El brazo del Estado. La utilización de los servicios públicos para toda esta multiplicidad de objetivos muchas veces excede su propia área de influencia y en realidad es el mandatario por cuenta y orden del Estado que no puede o prefiere no hacerlo directamente. Este cúmulo de funciones que los sucesivos gobiernos fueron politizando cada vez más la dimensión de producción y distribución de servicios públicos. El último reto al que se enfrentan, además de lidiar con las siete funciones enumeradas anteriormente es el de sortear las presiones por hacer de todo por el mismo precio dentro de una corriente de opinión que les asigna un rol distributivo antes que productivo.

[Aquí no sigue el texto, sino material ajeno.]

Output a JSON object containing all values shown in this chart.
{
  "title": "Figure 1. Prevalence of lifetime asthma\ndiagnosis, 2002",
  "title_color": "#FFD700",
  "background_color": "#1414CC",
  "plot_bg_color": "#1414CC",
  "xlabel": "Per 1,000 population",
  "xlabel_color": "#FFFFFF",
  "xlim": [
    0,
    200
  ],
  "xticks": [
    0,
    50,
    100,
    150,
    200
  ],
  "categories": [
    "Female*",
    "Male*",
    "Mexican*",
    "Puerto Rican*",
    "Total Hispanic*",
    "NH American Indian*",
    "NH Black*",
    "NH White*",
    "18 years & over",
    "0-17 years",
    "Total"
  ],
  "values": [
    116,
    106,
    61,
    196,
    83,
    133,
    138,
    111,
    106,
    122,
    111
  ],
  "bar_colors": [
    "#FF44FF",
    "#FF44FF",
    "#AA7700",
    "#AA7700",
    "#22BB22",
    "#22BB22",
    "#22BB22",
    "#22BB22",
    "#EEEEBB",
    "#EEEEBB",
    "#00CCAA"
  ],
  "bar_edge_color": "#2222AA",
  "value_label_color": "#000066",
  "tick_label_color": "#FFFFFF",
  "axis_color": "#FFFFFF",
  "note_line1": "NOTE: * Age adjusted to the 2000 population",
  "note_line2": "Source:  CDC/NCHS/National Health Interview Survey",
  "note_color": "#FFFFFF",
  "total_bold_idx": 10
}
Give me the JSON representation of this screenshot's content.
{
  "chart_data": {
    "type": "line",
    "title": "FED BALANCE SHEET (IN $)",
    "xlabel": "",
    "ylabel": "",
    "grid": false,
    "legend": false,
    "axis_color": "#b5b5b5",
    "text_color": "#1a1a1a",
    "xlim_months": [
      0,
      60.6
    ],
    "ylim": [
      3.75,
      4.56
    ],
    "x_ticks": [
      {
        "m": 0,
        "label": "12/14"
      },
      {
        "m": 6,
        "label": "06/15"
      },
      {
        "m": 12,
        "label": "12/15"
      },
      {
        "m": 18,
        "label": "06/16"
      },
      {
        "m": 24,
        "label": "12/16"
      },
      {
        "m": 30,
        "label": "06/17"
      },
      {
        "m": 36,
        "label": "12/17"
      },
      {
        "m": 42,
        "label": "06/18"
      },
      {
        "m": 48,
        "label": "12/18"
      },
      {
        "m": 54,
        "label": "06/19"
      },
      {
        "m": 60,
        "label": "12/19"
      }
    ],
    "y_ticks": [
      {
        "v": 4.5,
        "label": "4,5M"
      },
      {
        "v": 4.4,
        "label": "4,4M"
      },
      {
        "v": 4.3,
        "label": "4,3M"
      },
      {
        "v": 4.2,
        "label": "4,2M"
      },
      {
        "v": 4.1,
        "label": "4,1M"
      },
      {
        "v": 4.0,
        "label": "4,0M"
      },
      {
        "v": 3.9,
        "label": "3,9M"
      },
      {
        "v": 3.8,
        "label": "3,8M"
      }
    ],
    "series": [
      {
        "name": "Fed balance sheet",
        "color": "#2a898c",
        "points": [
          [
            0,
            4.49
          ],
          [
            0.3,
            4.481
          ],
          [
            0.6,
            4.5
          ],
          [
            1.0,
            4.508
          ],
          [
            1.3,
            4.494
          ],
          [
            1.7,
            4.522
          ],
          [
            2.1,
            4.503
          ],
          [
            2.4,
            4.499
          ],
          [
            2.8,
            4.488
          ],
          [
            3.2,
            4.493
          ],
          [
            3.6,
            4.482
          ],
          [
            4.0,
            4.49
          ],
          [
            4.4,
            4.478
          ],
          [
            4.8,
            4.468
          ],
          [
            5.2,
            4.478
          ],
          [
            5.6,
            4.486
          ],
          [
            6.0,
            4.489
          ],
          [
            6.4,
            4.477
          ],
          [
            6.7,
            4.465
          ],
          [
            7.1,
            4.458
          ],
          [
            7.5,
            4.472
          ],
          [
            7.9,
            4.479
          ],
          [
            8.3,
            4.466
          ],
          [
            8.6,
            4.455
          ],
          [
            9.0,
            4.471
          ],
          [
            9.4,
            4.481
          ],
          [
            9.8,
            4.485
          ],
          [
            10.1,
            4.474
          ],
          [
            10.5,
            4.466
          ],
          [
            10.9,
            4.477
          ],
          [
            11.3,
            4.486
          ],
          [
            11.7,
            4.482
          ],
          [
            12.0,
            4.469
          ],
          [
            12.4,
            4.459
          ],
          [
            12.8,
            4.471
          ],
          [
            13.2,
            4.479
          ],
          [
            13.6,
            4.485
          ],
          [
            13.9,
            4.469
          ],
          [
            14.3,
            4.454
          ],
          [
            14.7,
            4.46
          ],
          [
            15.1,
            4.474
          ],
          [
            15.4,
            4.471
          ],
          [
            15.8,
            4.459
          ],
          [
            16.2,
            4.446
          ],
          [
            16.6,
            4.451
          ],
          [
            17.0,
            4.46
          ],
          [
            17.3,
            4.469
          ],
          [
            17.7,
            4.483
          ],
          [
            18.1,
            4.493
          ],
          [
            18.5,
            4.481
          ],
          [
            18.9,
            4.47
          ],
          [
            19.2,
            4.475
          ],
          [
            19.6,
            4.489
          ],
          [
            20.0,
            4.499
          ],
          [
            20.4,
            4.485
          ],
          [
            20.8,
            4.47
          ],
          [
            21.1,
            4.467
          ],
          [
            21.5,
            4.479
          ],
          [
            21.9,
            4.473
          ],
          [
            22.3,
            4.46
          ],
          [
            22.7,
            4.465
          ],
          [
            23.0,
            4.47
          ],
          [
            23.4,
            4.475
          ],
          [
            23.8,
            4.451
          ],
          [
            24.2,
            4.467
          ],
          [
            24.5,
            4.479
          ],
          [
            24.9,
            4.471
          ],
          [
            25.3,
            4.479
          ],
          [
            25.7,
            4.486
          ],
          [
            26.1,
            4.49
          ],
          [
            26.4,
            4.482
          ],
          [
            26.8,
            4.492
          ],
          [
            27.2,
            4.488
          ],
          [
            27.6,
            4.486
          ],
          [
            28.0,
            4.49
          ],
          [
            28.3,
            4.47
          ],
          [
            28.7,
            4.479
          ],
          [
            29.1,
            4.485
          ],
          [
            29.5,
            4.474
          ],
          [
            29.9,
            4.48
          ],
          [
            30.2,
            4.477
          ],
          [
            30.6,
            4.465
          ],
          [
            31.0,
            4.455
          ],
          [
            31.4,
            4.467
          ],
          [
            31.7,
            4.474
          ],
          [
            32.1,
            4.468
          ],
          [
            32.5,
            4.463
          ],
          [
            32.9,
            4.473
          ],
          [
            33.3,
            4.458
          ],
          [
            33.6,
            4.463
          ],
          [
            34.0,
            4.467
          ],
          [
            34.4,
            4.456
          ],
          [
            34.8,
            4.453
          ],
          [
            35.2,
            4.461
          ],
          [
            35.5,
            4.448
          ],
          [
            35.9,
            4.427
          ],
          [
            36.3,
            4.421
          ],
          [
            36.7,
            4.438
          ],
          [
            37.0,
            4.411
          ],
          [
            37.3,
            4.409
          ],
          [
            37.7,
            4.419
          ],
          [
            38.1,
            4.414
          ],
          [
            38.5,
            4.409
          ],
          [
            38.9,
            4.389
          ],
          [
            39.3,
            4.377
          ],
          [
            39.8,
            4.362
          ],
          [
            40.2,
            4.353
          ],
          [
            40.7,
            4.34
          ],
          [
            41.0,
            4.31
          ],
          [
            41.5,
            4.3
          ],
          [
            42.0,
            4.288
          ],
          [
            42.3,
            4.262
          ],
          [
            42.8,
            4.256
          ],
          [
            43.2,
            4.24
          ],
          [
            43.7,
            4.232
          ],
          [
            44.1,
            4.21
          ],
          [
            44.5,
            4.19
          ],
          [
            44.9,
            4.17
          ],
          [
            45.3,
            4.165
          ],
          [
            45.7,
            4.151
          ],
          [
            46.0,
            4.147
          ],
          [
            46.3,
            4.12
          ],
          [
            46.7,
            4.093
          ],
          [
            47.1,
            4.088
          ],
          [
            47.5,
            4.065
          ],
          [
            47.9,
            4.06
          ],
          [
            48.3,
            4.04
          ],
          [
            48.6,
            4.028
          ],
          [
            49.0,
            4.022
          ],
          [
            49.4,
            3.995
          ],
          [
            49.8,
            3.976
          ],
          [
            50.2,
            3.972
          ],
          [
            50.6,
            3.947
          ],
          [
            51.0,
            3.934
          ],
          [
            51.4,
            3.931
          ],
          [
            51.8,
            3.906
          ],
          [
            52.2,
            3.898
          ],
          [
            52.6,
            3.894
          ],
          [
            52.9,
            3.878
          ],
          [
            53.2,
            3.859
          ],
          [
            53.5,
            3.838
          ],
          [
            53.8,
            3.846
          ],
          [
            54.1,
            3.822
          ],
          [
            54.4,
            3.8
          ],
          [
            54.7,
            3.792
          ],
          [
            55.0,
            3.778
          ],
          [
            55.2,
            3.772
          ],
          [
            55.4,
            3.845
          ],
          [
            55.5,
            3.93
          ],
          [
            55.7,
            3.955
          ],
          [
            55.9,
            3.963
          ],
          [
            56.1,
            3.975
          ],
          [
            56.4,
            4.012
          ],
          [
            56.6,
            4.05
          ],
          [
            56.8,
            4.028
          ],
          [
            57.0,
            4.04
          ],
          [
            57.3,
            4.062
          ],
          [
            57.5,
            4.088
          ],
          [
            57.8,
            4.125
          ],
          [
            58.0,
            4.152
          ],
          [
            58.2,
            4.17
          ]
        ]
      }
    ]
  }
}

El desfinanciamiento de las propias empresas luego de un año y medio de una casi nula recomposición tarifaria (casi 40 puntos en promedio por debajo de la inflación acumulada desde septiembre de 2019) las lleva a un terreno impensado: idear formas de financiar su capitalización para no desinvertir. Justo en el tiempo en que los mercados de deuda voluntarios se cerraron para la Argentina o se encarecieron de manera prohibitiva para inversiones a largo plazo. Incluso, el riesgo de regulaciones extras, más obligaciones o el laberinto administrativo para autorizar actualización de precios en una economía que no bajaría los 40 puntos de inflación para 2021 amplían más la brecha entre oferta y demanda. La operadora Cammesa, por ejemplo, que es la única mayorista eléctrica del país, acumuló una deuda que se estimaría para fin de este año en más de $140.000 millones, con un índice de morosidad de casi 55% y a sólo tres años de que el gobierno de Macri había dispuesto un jubileo por casi $ 19.000 millones (unos US$ 1.000 millones).
También asoma otro conflicto por la prestación de servicios a barrios marginados del eje troncal (que en las áreas suburbanas son cada vez más relevantes) para lo cual debería delinearse un master plan con el cronograma de las inversiones del caso y, sobre todo, a cargo de quién estaría el financiamiento para que no terminara en una anomia carísima, porque finalmente habrá alguien que pagará esta nueva demanda. Una realidad que con o sin pandemia llegó para quedarse mucho tiempo.